Dia mengambil foto itu, menatapnya dengan penuh kerinduan. Sekuat apa pun dia menyembunyikan lukanya, pada akhirnya luka itu terpampang jelas. Luka yang membuat hidupnya tidak berwarna, buta, tanpa adanya sebuah rasa.

Itu juga alasan mengapa Allana dulu menjadi seorang badgirl! Dia terluka, kecewa pada takdir yang tidak memihaknya.

Ting!

Dia menoleh, tangannya menggapai ponsel yang semula dia letakkan begitu saja. Ada sebuah pesan masuk dari nomor tidak dikenal, tak ingin ambil pusing, Allana membiarkannya begitu saja.

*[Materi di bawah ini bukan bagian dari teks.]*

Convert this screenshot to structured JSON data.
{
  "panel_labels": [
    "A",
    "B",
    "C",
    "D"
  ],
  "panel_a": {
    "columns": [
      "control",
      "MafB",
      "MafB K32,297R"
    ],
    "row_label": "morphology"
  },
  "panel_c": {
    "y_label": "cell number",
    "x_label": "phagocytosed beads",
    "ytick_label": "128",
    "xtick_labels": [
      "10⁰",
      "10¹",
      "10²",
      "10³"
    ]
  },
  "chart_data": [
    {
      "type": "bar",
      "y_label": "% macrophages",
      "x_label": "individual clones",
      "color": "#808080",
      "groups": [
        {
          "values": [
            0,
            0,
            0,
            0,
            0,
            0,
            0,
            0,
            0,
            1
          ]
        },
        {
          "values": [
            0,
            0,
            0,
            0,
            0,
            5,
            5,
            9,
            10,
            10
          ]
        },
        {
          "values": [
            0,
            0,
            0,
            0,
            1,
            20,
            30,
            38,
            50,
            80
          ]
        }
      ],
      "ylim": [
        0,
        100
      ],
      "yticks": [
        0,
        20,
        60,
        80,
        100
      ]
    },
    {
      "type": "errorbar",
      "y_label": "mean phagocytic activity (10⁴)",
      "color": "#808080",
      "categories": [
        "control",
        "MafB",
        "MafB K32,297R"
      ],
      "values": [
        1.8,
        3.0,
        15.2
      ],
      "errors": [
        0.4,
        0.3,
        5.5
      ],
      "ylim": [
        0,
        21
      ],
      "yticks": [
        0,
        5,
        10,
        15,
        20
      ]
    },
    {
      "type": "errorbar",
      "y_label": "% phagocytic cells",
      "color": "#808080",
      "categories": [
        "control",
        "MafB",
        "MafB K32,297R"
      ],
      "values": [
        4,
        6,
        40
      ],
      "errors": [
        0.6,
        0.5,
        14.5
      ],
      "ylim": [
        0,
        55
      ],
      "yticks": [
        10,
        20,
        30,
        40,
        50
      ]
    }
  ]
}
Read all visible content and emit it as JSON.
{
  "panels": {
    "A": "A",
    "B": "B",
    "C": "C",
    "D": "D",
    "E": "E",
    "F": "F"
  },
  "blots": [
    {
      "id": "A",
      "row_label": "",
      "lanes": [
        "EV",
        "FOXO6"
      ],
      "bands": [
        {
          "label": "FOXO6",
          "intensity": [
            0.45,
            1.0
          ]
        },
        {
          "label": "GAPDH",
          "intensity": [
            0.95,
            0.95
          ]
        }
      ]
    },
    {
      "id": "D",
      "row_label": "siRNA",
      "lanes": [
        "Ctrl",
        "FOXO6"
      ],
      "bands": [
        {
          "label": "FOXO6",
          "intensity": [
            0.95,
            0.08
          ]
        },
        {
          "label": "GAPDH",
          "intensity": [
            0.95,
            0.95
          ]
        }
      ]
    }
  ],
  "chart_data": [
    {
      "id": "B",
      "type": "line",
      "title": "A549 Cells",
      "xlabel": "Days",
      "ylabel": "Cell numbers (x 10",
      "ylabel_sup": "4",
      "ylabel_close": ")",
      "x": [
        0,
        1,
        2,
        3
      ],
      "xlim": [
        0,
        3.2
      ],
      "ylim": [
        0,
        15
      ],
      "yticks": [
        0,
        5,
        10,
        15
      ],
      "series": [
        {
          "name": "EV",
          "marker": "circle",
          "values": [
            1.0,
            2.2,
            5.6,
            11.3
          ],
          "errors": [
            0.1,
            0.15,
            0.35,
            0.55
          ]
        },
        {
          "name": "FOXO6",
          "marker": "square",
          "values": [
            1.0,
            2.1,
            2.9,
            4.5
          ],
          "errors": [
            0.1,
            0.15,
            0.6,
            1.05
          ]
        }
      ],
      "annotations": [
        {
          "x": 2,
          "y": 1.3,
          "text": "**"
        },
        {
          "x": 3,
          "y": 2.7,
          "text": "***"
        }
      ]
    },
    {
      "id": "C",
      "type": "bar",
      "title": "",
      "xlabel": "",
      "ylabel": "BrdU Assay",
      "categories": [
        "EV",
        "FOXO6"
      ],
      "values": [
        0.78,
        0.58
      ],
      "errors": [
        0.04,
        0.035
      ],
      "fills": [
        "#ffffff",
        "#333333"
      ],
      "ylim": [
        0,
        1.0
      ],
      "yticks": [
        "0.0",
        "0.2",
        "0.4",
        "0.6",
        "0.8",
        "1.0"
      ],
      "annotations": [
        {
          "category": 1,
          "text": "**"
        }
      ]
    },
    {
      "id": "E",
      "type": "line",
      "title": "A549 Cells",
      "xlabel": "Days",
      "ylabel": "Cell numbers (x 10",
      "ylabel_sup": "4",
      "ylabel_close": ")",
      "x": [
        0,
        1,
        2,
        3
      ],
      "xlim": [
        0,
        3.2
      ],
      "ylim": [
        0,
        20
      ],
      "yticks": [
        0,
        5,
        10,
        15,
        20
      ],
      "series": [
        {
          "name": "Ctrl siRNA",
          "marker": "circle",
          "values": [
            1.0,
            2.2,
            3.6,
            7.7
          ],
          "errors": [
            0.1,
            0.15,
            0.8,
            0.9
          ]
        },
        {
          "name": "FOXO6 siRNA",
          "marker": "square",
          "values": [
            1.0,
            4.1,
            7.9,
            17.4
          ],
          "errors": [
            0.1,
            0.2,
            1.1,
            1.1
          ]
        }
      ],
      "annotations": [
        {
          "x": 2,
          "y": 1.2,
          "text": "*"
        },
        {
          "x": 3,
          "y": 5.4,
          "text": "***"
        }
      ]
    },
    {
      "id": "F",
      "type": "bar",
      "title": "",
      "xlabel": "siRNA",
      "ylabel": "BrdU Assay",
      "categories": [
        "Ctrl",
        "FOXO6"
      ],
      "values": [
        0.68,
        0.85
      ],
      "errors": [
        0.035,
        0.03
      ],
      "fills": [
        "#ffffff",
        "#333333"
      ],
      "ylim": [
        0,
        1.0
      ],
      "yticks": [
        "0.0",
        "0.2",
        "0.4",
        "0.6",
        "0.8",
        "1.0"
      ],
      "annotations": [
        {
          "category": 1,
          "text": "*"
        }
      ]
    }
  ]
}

Dia kembali menggapai benda pipih tersebut, masih dari nomor yang sama. Kali ini Allana berbaik hati membaca pesan tersebut. Baru saja dia mengetikkan balasan, seseorang menepuk bahunya pelan.

Allana terperanjat, dia menatap wanita paruh baya yang kini tengah tersenyum ke arahnya. Allana memejamkan mata saat merasakan elusan di pucuk kepalanya.

"Ada apa, Sayang? Kenapa kamu berteriak?" tanya wanita itu lembut.

"Hanya mimpi buruk, Mah," jawab Allana lembut. Dia menghapus sisa air mata di pipinya, sedikit malu karena dia terlambat. Mamahnya pasti sudah melihat.

"Tidur lagi, yah! Ini sudah larut malam."

Allana mengangguk dengan pelan, dia kemudian meletakkan kembali buku diary tersebut. Wanita itu tersenyum, ia mencium lembut pucuk kepala Allana.

"Good night, Sayang," ucapnya sembari melangkah keluar. Membiarkan anak gadisnya beristirahat dengan tenang.

"Good night too, Mah," timpal Allana tersenyum.

Dia memejamkan mata, mencoba mengistirahatkan tubuh yang hari ini cukup terkuras tenaganya. Tidak butuh waktu lama, Allana mulai terlelap, melupakan niatnya untuk membalas pesan tersebut.